What made the session smooth
| Ingredient | What it did |
|---|---|
| Memory as durable substrate | 19 project-memory files auto-loaded at session start — no re-explaining context. |
| Typed artifacts | project_, user_, feedback_, reference_ split; easy for a future session to navigate. |
| Plan-before-build discipline | Every phase committed a plan document before code. |
| Kickoff prompts as self-contained capsules | Builders needed no clarification — paste and run. |
| Status files as async comms | Builders and orchestrator coordinated without interrupting each other. |
| Gate patterns with explicit signals | [DESIGN-READY] → [DESIGN-ACK] → [BLOCKED] → [COMPLETE]. Unambiguous state. |
| Question + rec + reason | Every decision point landed with a default if the human skipped. |
| Territory discipline | Parallel agents and spontaneous side-agents never collided destructively. |
| Re-read before commit | Multi-session-concurrent edits caught before they silently clobbered. |
| Phase discipline | Refine → plan → build, sequential and explicit. |
Pattern: dense context plus clear signals plus disciplined discipline plus a bias toward committing artifacts to git over keeping state in conversation.
Layer 1 — The three context tiers
Knowing where each piece of information lives is the highest-leverage decision for session smoothness.
| Tier | Duration | Lives in | What belongs here |
|---|---|---|---|
| User tier | Across every project | ~/.claude/.../memory/user_*.md, style-level feedback_*.md |
Who you are, how you work, non-negotiable preferences. |
| Project tier | Across every session in one project | memory/project_*.md, reference_*.md, project-level feedback_*.md, CLAUDE.md, ADRs |
Project identity, stack commitments, math substrate, pattern library, ADR lineage. |
| Session tier | One work session | docs/phase*-plan.md, status files, kickoff prompts, transient todos |
The current phase's plan, open gates, in-flight work, status signals. |
Rule of thumb: if the same statement will be true across three future sessions, it belongs in the user or project tier.

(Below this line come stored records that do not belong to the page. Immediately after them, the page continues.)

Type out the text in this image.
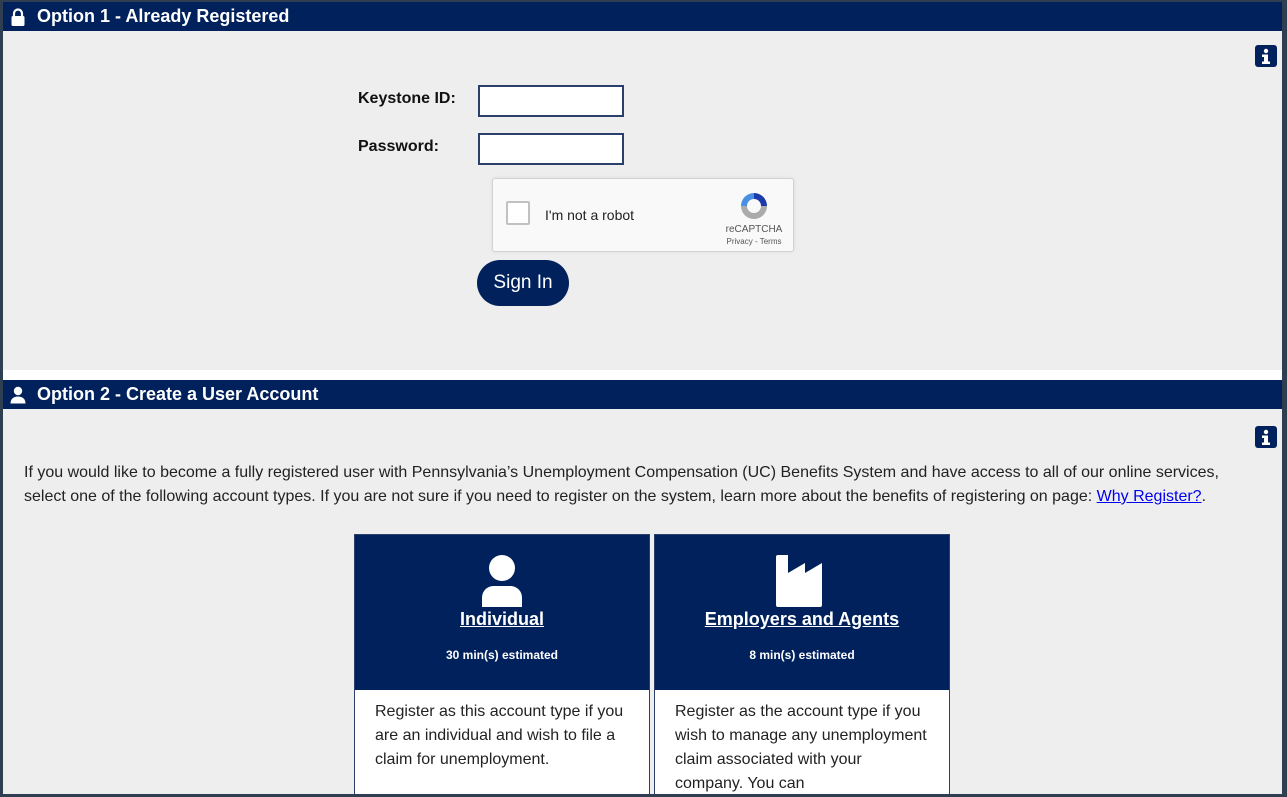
Option 1 - Already Registered
Keystone ID:
Password:
I'm not a robot
reCAPTCHA
Privacy - Terms
Sign In
Option 2 - Create a User Account
If you would like to become a fully registered user with Pennsylvania’s Unemployment Compensation (UC) Benefits System and have access to all of our online services, select one of the following account types. If you are not sure if you need to register on the system, learn more about the benefits of registering on page: Why Register?.
Individual
30 min(s) estimated
Register as this account type if you are an individual and wish to file a claim for unemployment.
Employers and Agents
8 min(s) estimated
Register as the account type if you wish to manage any unemployment claim associated with your company. You can
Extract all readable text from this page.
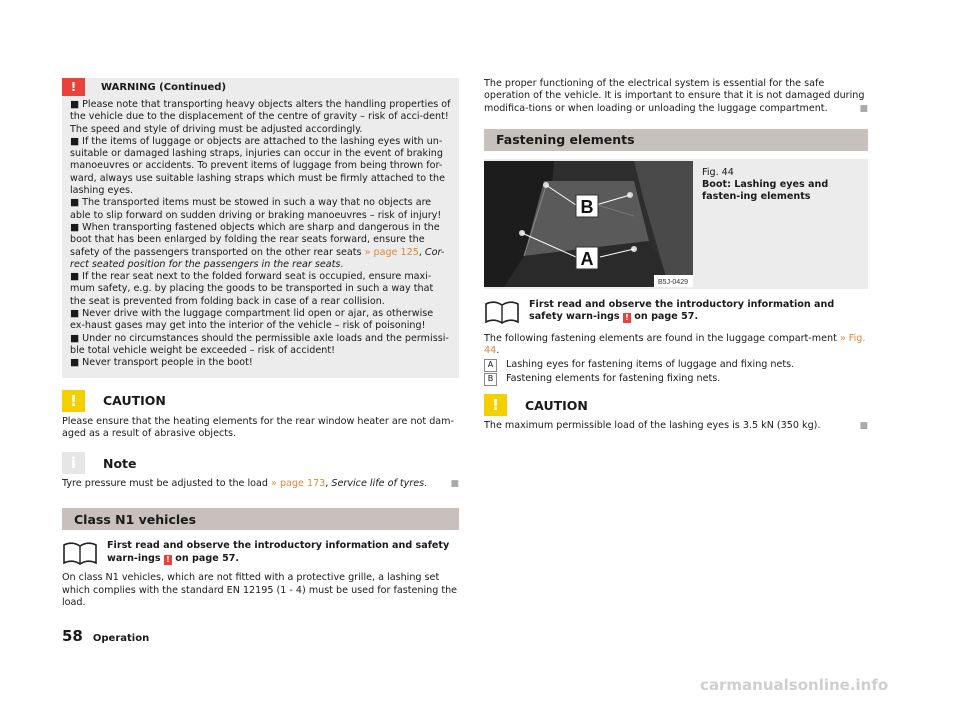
!	WARNING (Continued)

■ Please note that transporting heavy objects alters the handling properties of the vehicle due to the displacement of the centre of gravity – risk of acci-dent! The speed and style of driving must be adjusted accordingly.

■ If the items of luggage or objects are attached to the lashing eyes with un-suitable or damaged lashing straps, injuries can occur in the event of braking manoeuvres or accidents. To prevent items of luggage from being thrown for-ward, always use suitable lashing straps which must be firmly attached to the lashing eyes.

■ The transported items must be stowed in such a way that no objects are able to slip forward on sudden driving or braking manoeuvres – risk of injury!

■ When transporting fastened objects which are sharp and dangerous in the boot that has been enlarged by folding the rear seats forward, ensure the safety of the passengers transported on the other rear seats » page 125, Cor-rect seated position for the passengers in the rear seats.

■ If the rear seat next to the folded forward seat is occupied, ensure maxi-mum safety, e.g. by placing the goods to be transported in such a way that the seat is prevented from folding back in case of a rear collision.

■ Never drive with the luggage compartment lid open or ajar, as otherwise ex-haust gases may get into the interior of the vehicle – risk of poisoning!

■ Under no circumstances should the permissible axle loads and the permissi-ble total vehicle weight be exceeded – risk of accident!

■ Never transport people in the boot!

!	CAUTION

Please ensure that the heating elements for the rear window heater are not dam-aged as a result of abrasive objects.

i	Note

Tyre pressure must be adjusted to the load » page 173, Service life of tyres.	■

Class N1 vehicles
First read and observe the introductory information and safety warn-ings ! on page 57.

On class N1 vehicles, which are not fitted with a protective grille, a lashing set which complies with the standard EN 12195 (1 - 4) must be used for fastening the load.

The proper functioning of the electrical system is essential for the safe operation of the vehicle. It is important to ensure that it is not damaged during modifica-tions or when loading or unloading the luggage compartment.	■

Fastening elements
B
A
B5J-0429
Fig. 44
Boot: Lashing eyes and fasten-ing elements
First read and observe the introductory information and safety warn-ings ! on page 57.

The following fastening elements are found in the luggage compart-ment » Fig. 44.

A	Lashing eyes for fastening items of luggage and fixing nets.
B	Fastening elements for fastening fixing nets.
!	CAUTION

The maximum permissible load of the lashing eyes is 3.5 kN (350 kg).	■

58 Operation
carmanualsonline.info
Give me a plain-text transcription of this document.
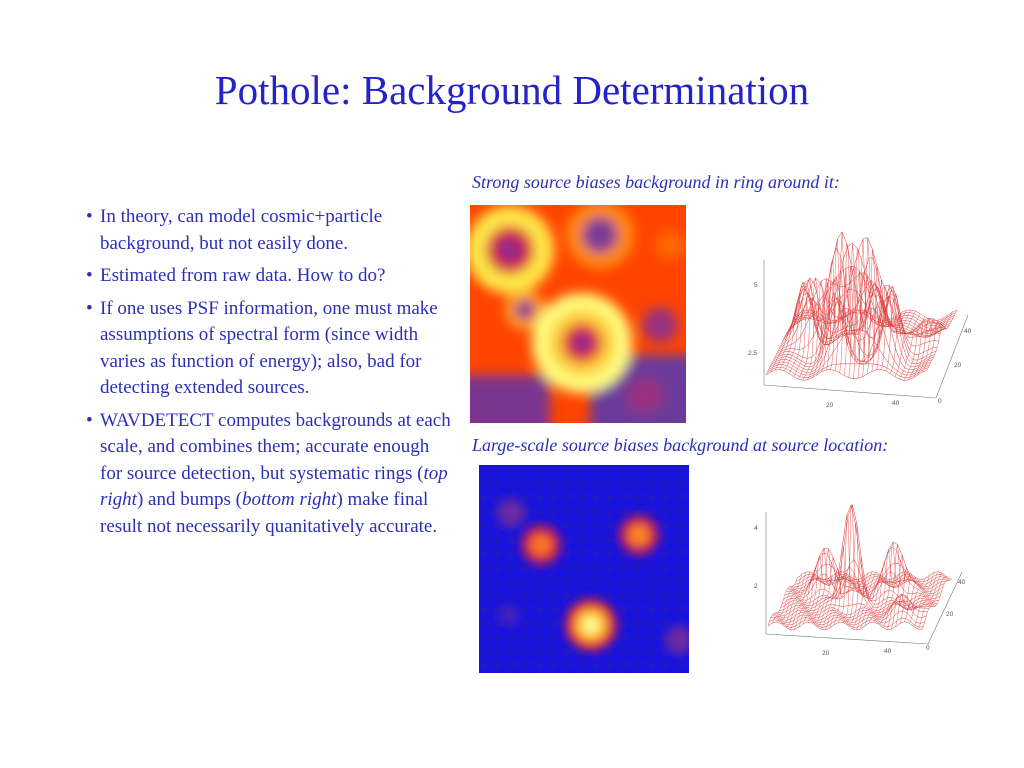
Pothole: Background Determination
• In theory, can model cosmic+particle background, but not easily done.
• Estimated from raw data. How to do?
• If one uses PSF information, one must make assumptions of spectral form (since width varies as function of energy); also, bad for detecting extended sources.
• WAVDETECT computes backgrounds at each scale, and combines them; accurate enough for source detection, but systematic rings (top right) and bumps (bottom right) make final result not necessarily quanitatively accurate.
Strong source biases background in ring around it:
Large-scale source biases background at source location:
5
2.5
20	40	0
20
40
4
2
20	40	0
20
40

Session-tier content dies with the phase and should be allowed to die.
Layer 2 — The bootstrap protocol
The first 30 minutes of a new project is where most collaboration quality is decided.
What the human must provide
Eight items, minimum viable kickoff kit:
- One-sentence project intent. Every other decision threads through this.
- Primary user profile. Drives UX tradeoffs and voice.
- Source material. Documents, links, reference projects to read.
- Hard stack commitments. Things that will not be relitigated.
- Collaboration preferences. Phase discipline, writing style, authority to capture.
- Time horizon. A twelve-month goal is not a four-hour block and should not be treated as one.
- Anti-patterns. Where previous projects went wrong.
- Success definition. What "this worked" looks like — measurable and qualitative.
What the AI finds for itself
Nothing below should cost the human a keystroke:
- Current file state via
lsand glob. - Key symbols and interfaces via targeted search.
- Git state: branch, recent commits, open branches.
- Test suite state and smoke-trace output.
- Latest session retro or startup document if present.
What the AI asks about (with rec and reason)
Only when inference would be risky:
- Ambiguous scope (this phase versus next).
- Policy decisions (naming, privacy posture).
- Unknown integrations (provider choice, toolkit).
- Phase transitions.
- Irreversible actions (force-push, delete, rename with references).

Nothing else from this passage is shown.